Takeaway for ASCs: In 2019, OCR introduced a specific provision of the HIPAA Privacy Rule related to health information technology (IT) to help enforce and support individuals’ right to timely access their health records at a reasonable cost. ASCs should review their policies and training programs to ensure that they are able to meet all HIPAA obligations when a patient requests access to their medical records. As OCR continues to announce more settlements in its HIPAA Right of Access Initiative, ASCs should keep in mind that it remains critical that patients are able to access their own medical information and take charge of their healthcare decisions in a prompt manner.
What Happened: iHealth Solutions, based in Kentucky, provides coding, billing and IT services to healthcare providers. OCR began investigating iHealth Solutions in 2017 after receiving a breach report stating the vendor experienced an unauthorized transfer of PHI from its unsecured server, including patient names, addresses, social security numbers and medical histories, among other exposed data. OCR discovered that more than 250 individuals had their PHI exposed online. The six-year investigation resulted in a $75,000 penalty and an agreement to implement a corrective action plan with two years of monitoring.

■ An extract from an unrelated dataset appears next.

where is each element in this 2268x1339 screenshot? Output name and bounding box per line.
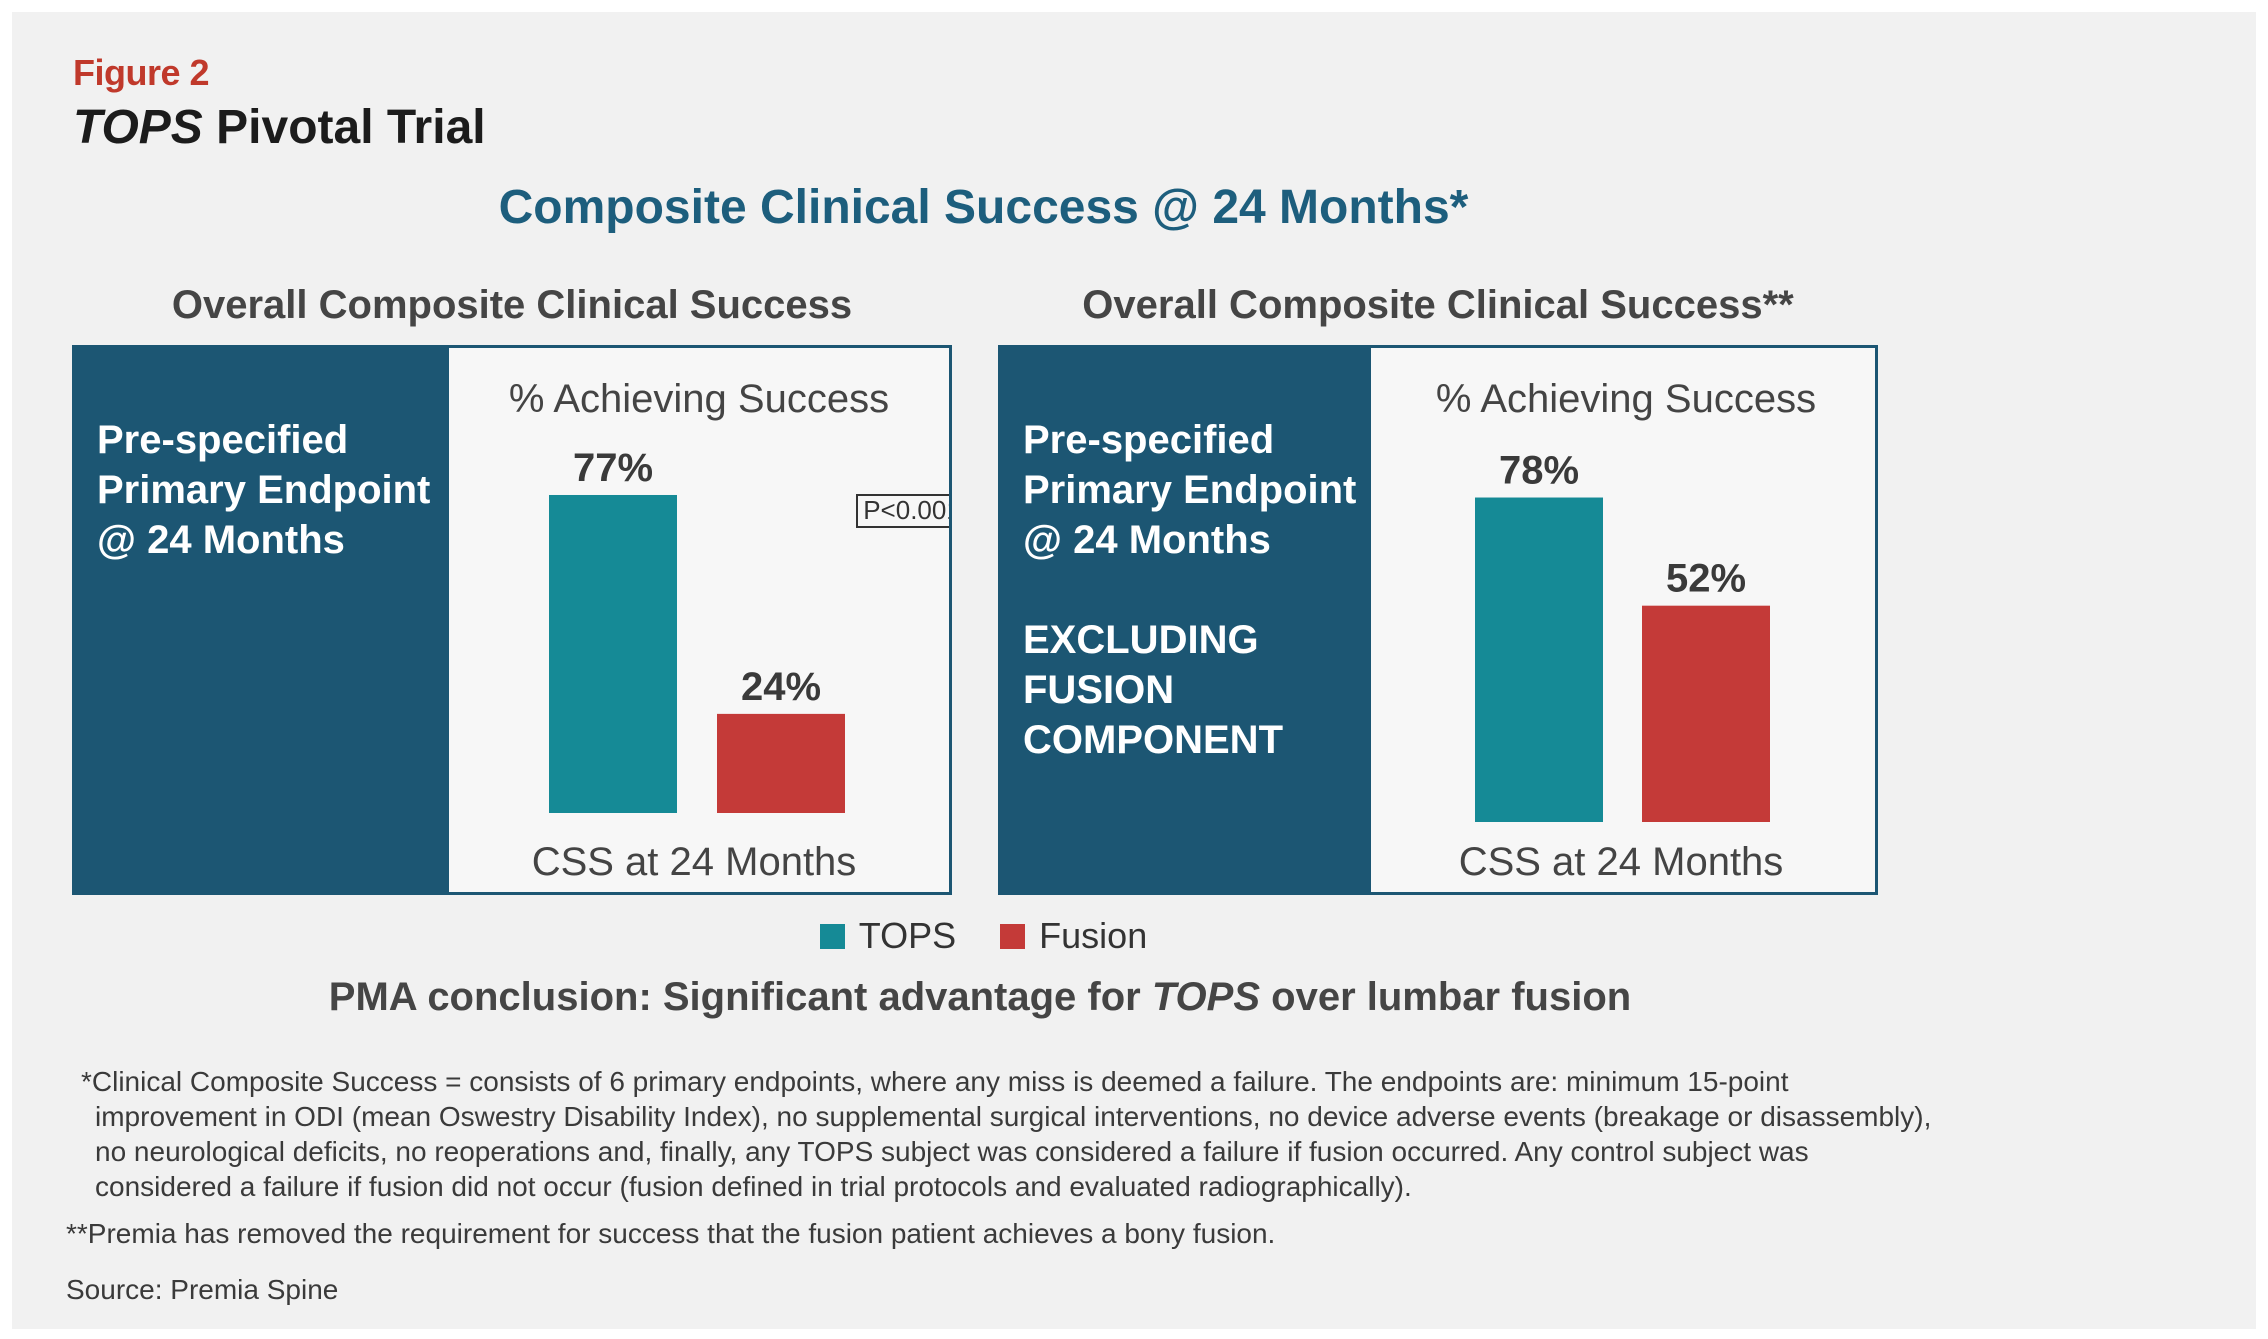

Takeaway for ASCs: HIPAA Privacy, Security and Breach Notification Rules apply to ASCs, vendors and other third-party service providers alike. ASCs must have contracts, also known as business associate (BA) agreements, with their vendors to ensure that the BAs will appropriately safeguard PHI. With cyberattacks targeting healthcare organizations on the rise, ASCs must ensure that all entities entrusted with access to PHI have a risk management plan implemented to address and mitigate security risks and vulnerabilities. The agreement also serves to clarify the permissible uses and disclosures of PHI by the BA, based on the relationship between the parties and the vendor’s activities or services. ASCs also can help prevent future investigations by confirming that all BAs with access to PHI are regularly educated on all HIPAA policies and procedures to protect the privacy and security of their patients online.
What Happened: OCR began investigating the Washington community hospital in 2018 after receiving reports that almost two dozen security guards impermissibly accessed the medical records of 419 individuals. The guards used their login credentials to access patient medical records without a job-related purpose. The exposed PHI included patient names, addresses, notes related to treatment and insurance information. The hospital agreed to a $240,000 fine, a corrective action plan and two years of monitoring.
Takeaway for ASCs: Current and former staff members impermissibly accessing PHI continues to be an issue in the healthcare industry. ASCs have to be aware of and monitor which staff members have access to patient data and whether that access is deemed essential to job obligations. ASCs should have policies and procedures in place to prevent snooping from occurring and to protect patients against potential identity theft and fraud. ASCs also can help prevent instances such as this from occurring by providing regular workforce training to all staff members on updated HIPAA policies and procedures.
ASCA provides several resources to help ASCs remain compliant with HIPAA. The HIPAA Resources page can be found in the Federal Regulations section of ASCA’s main site. It provides background on the act itself, as well as the four key provisions: privacy, security, breach notification and enforcement. ASCA’s facility and corporate members also have free access to the HIPAA Workbook for ASCs, a comprehensive resource for designing, updating and evaluating HIPAA compliance programs.